I stand there like a statue while she puts on her lipstick. I keep trying to move or to take my eyes off her or to do anything and I'm just...I'm so scared
that if I do something, she'll notice me staring at her, and she'll see me like this and she'll laugh or freak out about how I don't look like a boy and everything will just be over.
She sets the lipstick down and studies herself in the mirror, and I, well, man up and go around backstage to her wing. She turns around when she hears my footsteps and starts to say something, and stops.
I twist my hands.
“Wow,” she breathes eventually.
“Really?”
“I...um, you look amazing. Oh, here.” She shakes herself off a little and comes over to tie my tie. She doesn't do it up like Tristan did, reaching from behind me—she stands in front of me, our toes together, her wrist resting on my chest.
She slides the knot up to my throat. I swallow.
“There,” she whispers.
“I really look okay?”
“Yeah, you...um, hang on, I brought you something.” She takes my wrist and pulls me over to her mirror and takes some makeup out of her bag. She holds up this weird black spongey thing.
“What's that?”
“Hold still,” she says, and she dips it in some brown makeup and stipples it around my jawline and above my lip. “There.”
I look in the mirror. “That looks fake as hell.”
“Yeah, it looks dumb close up, but it really works from a distance.” She licks her finger and dabs at a spot next to my mouth. “Perfect.” She squeezes my wrists. “Are you ready?”
“I feel like I could do anything,” I say before I can stop myself.

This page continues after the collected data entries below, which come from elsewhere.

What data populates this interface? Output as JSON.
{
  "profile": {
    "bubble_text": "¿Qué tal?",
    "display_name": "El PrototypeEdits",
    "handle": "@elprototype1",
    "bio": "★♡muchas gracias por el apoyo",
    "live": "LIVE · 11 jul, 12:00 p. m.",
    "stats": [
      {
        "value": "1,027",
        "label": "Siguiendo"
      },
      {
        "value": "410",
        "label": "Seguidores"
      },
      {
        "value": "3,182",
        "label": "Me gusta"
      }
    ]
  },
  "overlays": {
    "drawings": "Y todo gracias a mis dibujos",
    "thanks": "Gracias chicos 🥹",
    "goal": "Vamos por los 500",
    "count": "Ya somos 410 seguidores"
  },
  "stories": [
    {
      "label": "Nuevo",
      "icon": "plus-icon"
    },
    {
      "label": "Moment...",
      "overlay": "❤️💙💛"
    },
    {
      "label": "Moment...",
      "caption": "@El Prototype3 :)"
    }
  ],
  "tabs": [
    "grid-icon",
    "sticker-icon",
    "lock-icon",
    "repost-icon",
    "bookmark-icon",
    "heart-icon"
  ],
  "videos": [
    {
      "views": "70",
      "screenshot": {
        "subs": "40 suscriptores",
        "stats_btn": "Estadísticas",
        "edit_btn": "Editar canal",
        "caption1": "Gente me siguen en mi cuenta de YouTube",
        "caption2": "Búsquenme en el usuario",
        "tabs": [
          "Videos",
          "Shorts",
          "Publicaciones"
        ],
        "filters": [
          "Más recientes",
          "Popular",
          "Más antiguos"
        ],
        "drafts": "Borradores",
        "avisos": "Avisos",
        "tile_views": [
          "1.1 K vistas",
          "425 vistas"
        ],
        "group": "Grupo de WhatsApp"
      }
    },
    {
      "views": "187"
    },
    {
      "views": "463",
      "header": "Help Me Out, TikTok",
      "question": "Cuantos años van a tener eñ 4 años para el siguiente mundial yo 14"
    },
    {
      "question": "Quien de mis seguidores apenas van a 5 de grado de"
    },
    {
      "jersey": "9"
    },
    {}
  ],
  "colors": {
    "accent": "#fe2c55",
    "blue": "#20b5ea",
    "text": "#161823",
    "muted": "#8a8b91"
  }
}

The house lights go out. I hear the mumble of the crowd for the first time. Were they always there? Why didn't I notice them before?
They start applauding.
“Come on,” Mara says. “It's time.”
We go out into the dark and get in position at center stage. I'm stationed behind her, ready to do the thing where I run my fingers down her side, if I don't throw up first. I can see little bumps of people sitting at their tables. Mostly old and white, like Sideling, but other than that it's hard to make out anything about them. How well do they know dance? Are they going to notice if I mess up? Do they already know something's wrong by the way I walked or the way I'm standing?
Mara reaches back and wraps her arm around my neck and we wait for the lights and the music. “You can do this,” she whispers.